We were both mothers, she seemed to be saying, didn’t I understand how natural it was to want to protect a son? I scratched the scar on my eyebrow with a thumbnail, an old habit I fell back into from time to time. In my head, I’d arranged the pieces of this case one way, but I saw clearly now that they fit together in a different way. Of course, it was natural for Mrs. Baker to want to protect her son. But who would protect others from him?
Anderson
I became a father late in life. I’d always wanted to have a son, and when it finally happened, after fifteen years, I was surprised by how different it was from what I expected. It was even better than in my wildest dreams. I remember the summer A.J. was born, how I would sit on the couch with him curled up on my chest, sleeping, drooling all over my shirt. He was a happy baby, an easy baby. Slept through the night by the time he was three months old, got through his teething without too much fuss or trouble. Every time I try to unspool the past and pick out the specific moment when things went wrong for him, I fail. I can never find it. Maybe it was when Helen started coddling him, and I didn’t put my foot down. Maybe it was when he was on the playground, and stuck to himself instead of playing with the other kids. Or maybe it was years later, in high school, when he turned into a bully. It’s hard to love a bully, but Lord knows I did, with all my heart.

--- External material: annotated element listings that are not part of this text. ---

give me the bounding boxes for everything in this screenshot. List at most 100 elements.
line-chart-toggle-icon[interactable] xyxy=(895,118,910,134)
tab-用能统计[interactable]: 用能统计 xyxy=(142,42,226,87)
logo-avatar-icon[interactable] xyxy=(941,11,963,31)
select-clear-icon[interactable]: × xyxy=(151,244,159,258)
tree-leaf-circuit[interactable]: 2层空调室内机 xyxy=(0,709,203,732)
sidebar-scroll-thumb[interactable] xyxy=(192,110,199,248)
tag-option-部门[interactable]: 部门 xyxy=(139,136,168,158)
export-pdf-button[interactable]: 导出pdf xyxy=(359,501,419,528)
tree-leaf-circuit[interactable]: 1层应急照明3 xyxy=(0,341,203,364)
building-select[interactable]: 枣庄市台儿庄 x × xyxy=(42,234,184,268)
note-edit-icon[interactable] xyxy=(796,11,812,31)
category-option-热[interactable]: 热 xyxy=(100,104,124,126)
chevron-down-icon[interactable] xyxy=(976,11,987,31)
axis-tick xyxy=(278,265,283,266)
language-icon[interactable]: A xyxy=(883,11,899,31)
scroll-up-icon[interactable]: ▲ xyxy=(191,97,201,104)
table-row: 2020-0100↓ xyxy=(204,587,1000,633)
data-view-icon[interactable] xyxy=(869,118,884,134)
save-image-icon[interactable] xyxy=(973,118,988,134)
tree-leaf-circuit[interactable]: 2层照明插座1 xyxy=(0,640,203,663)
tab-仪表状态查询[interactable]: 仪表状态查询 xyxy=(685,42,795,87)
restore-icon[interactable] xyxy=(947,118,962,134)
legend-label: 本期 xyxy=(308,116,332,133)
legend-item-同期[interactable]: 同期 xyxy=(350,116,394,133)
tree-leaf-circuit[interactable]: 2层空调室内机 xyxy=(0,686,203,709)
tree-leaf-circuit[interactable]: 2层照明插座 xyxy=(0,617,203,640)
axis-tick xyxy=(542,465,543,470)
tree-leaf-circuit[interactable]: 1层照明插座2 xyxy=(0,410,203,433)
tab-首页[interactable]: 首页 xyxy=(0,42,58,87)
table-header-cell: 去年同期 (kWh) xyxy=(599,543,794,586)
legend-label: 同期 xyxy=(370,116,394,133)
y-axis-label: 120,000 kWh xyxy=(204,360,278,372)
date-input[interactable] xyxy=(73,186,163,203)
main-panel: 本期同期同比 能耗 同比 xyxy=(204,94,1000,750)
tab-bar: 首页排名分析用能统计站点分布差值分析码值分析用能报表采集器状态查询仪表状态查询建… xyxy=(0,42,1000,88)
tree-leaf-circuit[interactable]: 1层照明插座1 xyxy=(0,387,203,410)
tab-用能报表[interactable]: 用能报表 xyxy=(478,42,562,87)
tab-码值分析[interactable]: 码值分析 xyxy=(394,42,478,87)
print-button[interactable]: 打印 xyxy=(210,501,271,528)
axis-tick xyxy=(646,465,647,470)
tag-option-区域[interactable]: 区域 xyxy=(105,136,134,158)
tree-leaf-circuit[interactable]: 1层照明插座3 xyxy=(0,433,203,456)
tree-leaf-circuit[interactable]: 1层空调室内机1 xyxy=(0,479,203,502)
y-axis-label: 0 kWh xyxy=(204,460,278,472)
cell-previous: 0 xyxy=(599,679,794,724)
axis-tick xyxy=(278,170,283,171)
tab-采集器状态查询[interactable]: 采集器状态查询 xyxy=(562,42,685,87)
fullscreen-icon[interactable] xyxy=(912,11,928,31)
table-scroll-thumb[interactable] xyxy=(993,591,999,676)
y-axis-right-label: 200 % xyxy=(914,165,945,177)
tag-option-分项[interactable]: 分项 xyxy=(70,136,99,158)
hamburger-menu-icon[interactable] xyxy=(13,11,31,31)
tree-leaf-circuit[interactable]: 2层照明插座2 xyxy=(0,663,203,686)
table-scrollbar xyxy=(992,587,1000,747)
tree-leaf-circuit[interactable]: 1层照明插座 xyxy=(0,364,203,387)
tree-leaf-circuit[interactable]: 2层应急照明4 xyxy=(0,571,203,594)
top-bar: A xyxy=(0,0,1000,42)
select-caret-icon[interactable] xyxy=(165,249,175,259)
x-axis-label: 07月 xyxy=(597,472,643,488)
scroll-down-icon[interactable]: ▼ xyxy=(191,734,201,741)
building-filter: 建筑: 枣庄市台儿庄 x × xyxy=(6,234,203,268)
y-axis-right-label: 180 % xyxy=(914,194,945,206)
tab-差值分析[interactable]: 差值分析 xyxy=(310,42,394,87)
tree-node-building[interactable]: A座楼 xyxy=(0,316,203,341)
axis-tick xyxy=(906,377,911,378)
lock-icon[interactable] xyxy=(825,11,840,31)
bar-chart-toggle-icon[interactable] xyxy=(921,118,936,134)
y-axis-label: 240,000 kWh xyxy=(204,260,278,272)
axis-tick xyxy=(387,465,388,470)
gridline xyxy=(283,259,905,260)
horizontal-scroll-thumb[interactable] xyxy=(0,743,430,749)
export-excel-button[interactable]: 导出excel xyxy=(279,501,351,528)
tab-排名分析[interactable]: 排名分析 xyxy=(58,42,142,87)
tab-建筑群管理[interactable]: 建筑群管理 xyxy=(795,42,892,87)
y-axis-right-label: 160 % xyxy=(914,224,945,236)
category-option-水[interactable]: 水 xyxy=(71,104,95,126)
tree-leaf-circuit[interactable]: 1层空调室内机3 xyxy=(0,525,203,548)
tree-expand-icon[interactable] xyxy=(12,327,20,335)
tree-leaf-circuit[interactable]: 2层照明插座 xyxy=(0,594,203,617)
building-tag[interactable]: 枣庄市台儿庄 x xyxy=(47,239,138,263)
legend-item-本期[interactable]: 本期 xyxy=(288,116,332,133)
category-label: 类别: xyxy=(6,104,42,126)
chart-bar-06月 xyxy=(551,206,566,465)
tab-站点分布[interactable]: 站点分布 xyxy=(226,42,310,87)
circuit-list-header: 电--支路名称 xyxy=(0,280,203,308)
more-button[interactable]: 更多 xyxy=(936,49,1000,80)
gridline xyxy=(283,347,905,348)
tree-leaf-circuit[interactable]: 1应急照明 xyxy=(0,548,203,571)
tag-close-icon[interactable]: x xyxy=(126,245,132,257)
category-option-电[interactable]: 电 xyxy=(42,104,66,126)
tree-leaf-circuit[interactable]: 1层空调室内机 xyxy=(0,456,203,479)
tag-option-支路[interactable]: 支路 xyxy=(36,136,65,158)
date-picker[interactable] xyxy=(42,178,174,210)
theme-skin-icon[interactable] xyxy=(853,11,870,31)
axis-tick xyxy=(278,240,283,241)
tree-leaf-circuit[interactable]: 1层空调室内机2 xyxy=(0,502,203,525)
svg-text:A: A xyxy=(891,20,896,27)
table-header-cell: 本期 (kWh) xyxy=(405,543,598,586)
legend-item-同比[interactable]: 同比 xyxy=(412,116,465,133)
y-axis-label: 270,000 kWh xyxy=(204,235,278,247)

I tried to help him. He didn’t listen to me, though, at least not when it mattered. Like when he wanted to start his doggie-daycare business, I told him straightaway that the timing wasn’t right, what with the recession and all, but he thought I was just stingy, that I didn’t want to lend him the $50,000 he was asking for, and he got his mom to pressure me into giving it to him. He lost it all, of course. I think that caused him a lot of embarrassment. And some anger, too, because of the way he lost it. He would get into nasty fights with his wife, and go out drinking, which is how he ended up with a DUI. We never talked back then; I found out about all this later, from his mother. So when he called me late one night, I was shocked. I’d just come home from work, and I was cracking open a beer when my phone rang. “What’s wrong?” I asked. I thought it was an emergency—that’s how unusual it was for me to hear from him directly.
“Nothing’s wrong, Dad.”
He didn’t say anything else, didn’t ask how I was doing, or why he was calling. Maybe he had tried to reach Helen, but she was in Kansas City that weekend for her niece’s funeral. Whenever she was away from home, she would leave me instructions on the fridge about what I should eat and how to heat it up. She wrote in beautiful cursive, and I remember staring at the plans she had for me that night. Tuesday: baked ziti. Set oven to 350 and heat for 15 minutes. I walked out of the kitchen and crossed the living room, where the collies were sleeping, and stepped out into the backyard with my beer. It was a clear night. “The stars are out tonight,” I said, just to fill the silence.